Visti il ricorso, i motivi aggiunti e i relativi allegati;
Visti gli atti di costituzione in giudizio di Ministero della Salute e di Ministero dell'Economia e delle Finanze e di Presidenza del Consiglio dei Ministri e di Presidenza del Consiglio dei Ministri Conferenza Permanente per i Rapporti tra lo Stato le Regioni e le Province Autonome;
Visti gli artt. 35, co. 1, lett. c, e 85, co. 9, cod. proc. amm.;
Visti tutti gli atti della causa;
Visto l’art. 87, comma 4-bis, cod. proc. amm.;
Relatore all’udienza straordinaria di smaltimento dell’arretrato del giorno 13 febbraio 2026 il dott.
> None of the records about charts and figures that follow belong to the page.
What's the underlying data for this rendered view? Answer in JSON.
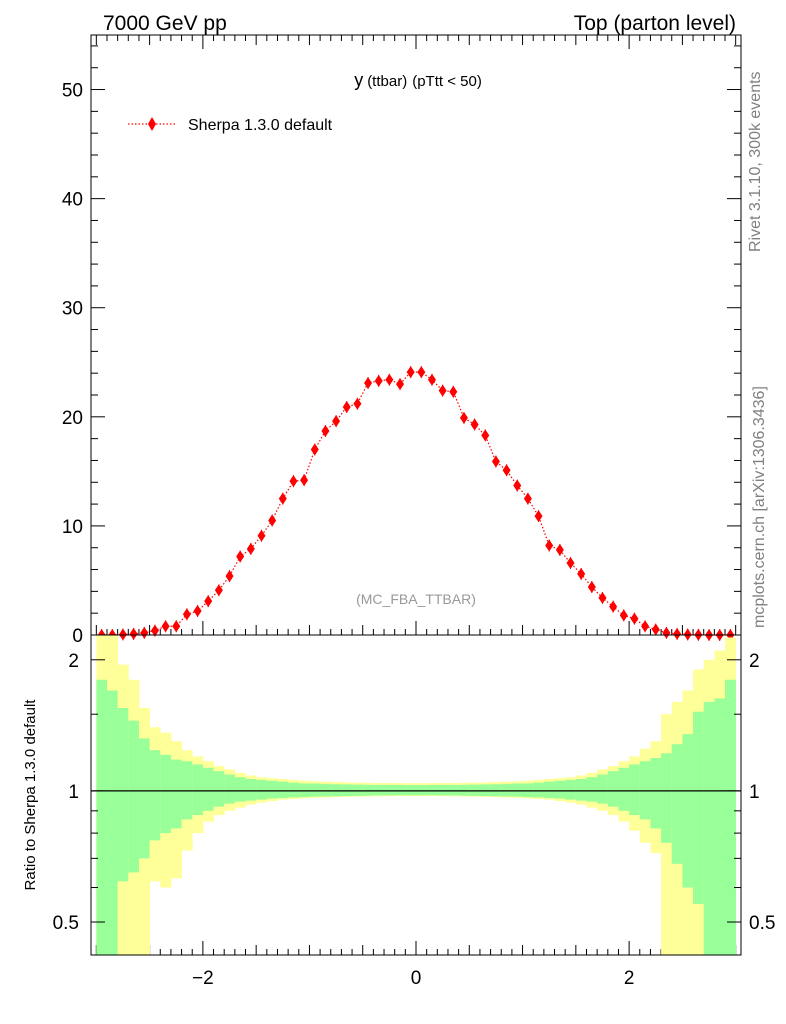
{
  "header": {
    "left_label": "7000 GeV pp",
    "right_label": "Top (parton level)"
  },
  "side_labels": {
    "rivet": "Rivet 3.1.10,  300k events",
    "mcplots": "mcplots.cern.ch [arXiv:1306.3436]"
  },
  "chart_data": {
    "type": "scatter",
    "title": "y (ttbar) (pTtt < 50)",
    "title_main": "y",
    "title_small": "(ttbar)",
    "title_tail": "(pTtt < 50)",
    "watermark": "(MC_FBA_TTBAR)",
    "legend": [
      {
        "label": "Sherpa 1.3.0 default",
        "color": "#ff0000",
        "marker": "diamond",
        "line": "dotted"
      }
    ],
    "xlim": [
      -3.05,
      3.05
    ],
    "ylim": [
      0,
      55
    ],
    "x_ticks": [
      -2,
      0,
      2
    ],
    "x_tick_labels": [
      "−2",
      "0",
      "2"
    ],
    "y_ticks": [
      0,
      10,
      20,
      30,
      40,
      50
    ],
    "y_tick_labels": [
      "0",
      "10",
      "20",
      "30",
      "40",
      "50"
    ],
    "series": [
      {
        "name": "Sherpa 1.3.0 default",
        "color": "#ff0000",
        "x": [
          -2.95,
          -2.85,
          -2.75,
          -2.65,
          -2.55,
          -2.45,
          -2.35,
          -2.25,
          -2.15,
          -2.05,
          -1.95,
          -1.85,
          -1.75,
          -1.65,
          -1.55,
          -1.45,
          -1.35,
          -1.25,
          -1.15,
          -1.05,
          -0.95,
          -0.85,
          -0.75,
          -0.65,
          -0.55,
          -0.45,
          -0.35,
          -0.25,
          -0.15,
          -0.05,
          0.05,
          0.15,
          0.25,
          0.35,
          0.45,
          0.55,
          0.65,
          0.75,
          0.85,
          0.95,
          1.05,
          1.15,
          1.25,
          1.35,
          1.45,
          1.55,
          1.65,
          1.75,
          1.85,
          1.95,
          2.05,
          2.15,
          2.25,
          2.35,
          2.45,
          2.55,
          2.65,
          2.75,
          2.85,
          2.95
        ],
        "values": [
          0.0,
          0.0,
          0.05,
          0.1,
          0.2,
          0.4,
          0.8,
          0.8,
          1.9,
          2.2,
          3.1,
          4.1,
          5.4,
          7.2,
          7.9,
          9.1,
          10.5,
          12.5,
          14.1,
          14.2,
          17.0,
          18.7,
          19.6,
          20.9,
          21.2,
          23.1,
          23.3,
          23.4,
          23.0,
          24.1,
          24.1,
          23.4,
          22.4,
          22.3,
          19.9,
          19.3,
          18.3,
          15.9,
          15.1,
          13.7,
          12.5,
          10.9,
          8.2,
          7.8,
          6.6,
          5.6,
          4.4,
          3.4,
          2.6,
          1.8,
          1.5,
          0.8,
          0.5,
          0.2,
          0.1,
          0.05,
          0.02,
          0.0,
          0.0,
          0.0
        ]
      }
    ],
    "ratio": {
      "ylabel": "Ratio to Sherpa 1.3.0 default",
      "ylim": [
        0.42,
        2.28
      ],
      "y_ticks": [
        0.5,
        1,
        2
      ],
      "y_tick_labels": [
        "0.5",
        "1",
        "2"
      ],
      "reference": 1.0,
      "band_colors": {
        "inner": "#99ff99",
        "outer": "#ffff99"
      },
      "inner_up": [
        1.8,
        1.7,
        1.55,
        1.45,
        1.32,
        1.24,
        1.21,
        1.18,
        1.17,
        1.15,
        1.13,
        1.11,
        1.09,
        1.075,
        1.065,
        1.06,
        1.055,
        1.05,
        1.045,
        1.04,
        1.04,
        1.038,
        1.036,
        1.035,
        1.034,
        1.033,
        1.032,
        1.032,
        1.032,
        1.031,
        1.031,
        1.032,
        1.032,
        1.032,
        1.033,
        1.034,
        1.035,
        1.036,
        1.038,
        1.04,
        1.04,
        1.045,
        1.05,
        1.055,
        1.06,
        1.065,
        1.075,
        1.09,
        1.11,
        1.13,
        1.15,
        1.17,
        1.19,
        1.22,
        1.28,
        1.35,
        1.52,
        1.6,
        1.63,
        1.8
      ],
      "outer_up": [
        2.4,
        2.3,
        1.95,
        1.8,
        1.55,
        1.4,
        1.36,
        1.3,
        1.24,
        1.2,
        1.17,
        1.14,
        1.12,
        1.1,
        1.085,
        1.075,
        1.07,
        1.065,
        1.06,
        1.055,
        1.052,
        1.05,
        1.048,
        1.046,
        1.045,
        1.044,
        1.043,
        1.043,
        1.042,
        1.042,
        1.042,
        1.042,
        1.043,
        1.043,
        1.044,
        1.045,
        1.046,
        1.048,
        1.05,
        1.052,
        1.055,
        1.06,
        1.065,
        1.07,
        1.075,
        1.085,
        1.1,
        1.12,
        1.14,
        1.17,
        1.2,
        1.25,
        1.3,
        1.5,
        1.6,
        1.7,
        1.9,
        2.0,
        2.1,
        2.25
      ],
      "inner_dn": [
        0.0,
        0.0,
        0.62,
        0.65,
        0.7,
        0.77,
        0.8,
        0.82,
        0.86,
        0.88,
        0.9,
        0.92,
        0.935,
        0.945,
        0.95,
        0.955,
        0.96,
        0.963,
        0.966,
        0.968,
        0.97,
        0.971,
        0.972,
        0.973,
        0.974,
        0.975,
        0.976,
        0.976,
        0.977,
        0.977,
        0.977,
        0.977,
        0.976,
        0.976,
        0.975,
        0.974,
        0.973,
        0.972,
        0.971,
        0.97,
        0.968,
        0.966,
        0.963,
        0.96,
        0.955,
        0.95,
        0.945,
        0.935,
        0.92,
        0.9,
        0.88,
        0.86,
        0.82,
        0.76,
        0.68,
        0.6,
        0.55,
        0.0,
        0.0,
        0.0
      ],
      "outer_dn": [
        0.0,
        0.0,
        0.0,
        0.0,
        0.0,
        0.62,
        0.6,
        0.63,
        0.73,
        0.8,
        0.85,
        0.88,
        0.9,
        0.915,
        0.93,
        0.94,
        0.948,
        0.955,
        0.958,
        0.962,
        0.964,
        0.966,
        0.968,
        0.969,
        0.97,
        0.971,
        0.972,
        0.972,
        0.973,
        0.973,
        0.973,
        0.973,
        0.972,
        0.972,
        0.971,
        0.97,
        0.969,
        0.968,
        0.966,
        0.964,
        0.962,
        0.958,
        0.955,
        0.948,
        0.94,
        0.93,
        0.915,
        0.9,
        0.88,
        0.85,
        0.81,
        0.76,
        0.72,
        0.0,
        0.0,
        0.0,
        0.0,
        0.0,
        0.0,
        0.0
      ]
    }
  }
}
RI TE (data assegnazione 3 novembre 2025) e uditi per le parti i difensori come specificato nel verbale;
Rilevato che, con atto depositato in data 29 dicembre 2025, la parte ricorrente ha dichiarato la sopravvenuta carenza di interesse alla definizione nel merito del ricorso e dei motivi aggiunti, avendo provveduto al pagamento delle quote asseritamente dovute nella misura ridotta stabilita dal decreto legge n. 95/2025, come attestato dalla Regione Liguria con decreto del Direttore Generale di area Salute e servizi sociali n. 8255 del 14 novembre 2025;
Ritenuto che, a fronte della univoca dichiarazione della parte ricorrente, non può che prendersi atto dell’improcedibilità del ricorso per sopravvenuto difetto di interesse, imponendosi, in omaggio al principio dispositivo, e in applicazione dell’art. 35, comma 1, lett. c), c.p.a., una declaratoria in conformità (ex multis, Consiglio di Stato sez. II, 07 febbraio 2022, n.867; Consiglio di Stato sez. II, 09 agosto 2021, n.5813);
Ritenuto che l’esito della controversia e la particolarità delle questioni sottostanti il giudizio giustifica nondimeno l’integrale compensazione tra le parti delle spese di lite.
P.Q.M.
Il Tribunale Amministrativo Regionale per il Lazio (Sezione Terza Quater), definitivamente pronunciando sul ricorso e i motivi aggiunti, come in epigrafe proposti, li dichiara improcedibili per sopravvenuto difetto di interesse.
Spese compensate.
Ordina che la presente sentenza sia eseguita dall’autorità amministrativa.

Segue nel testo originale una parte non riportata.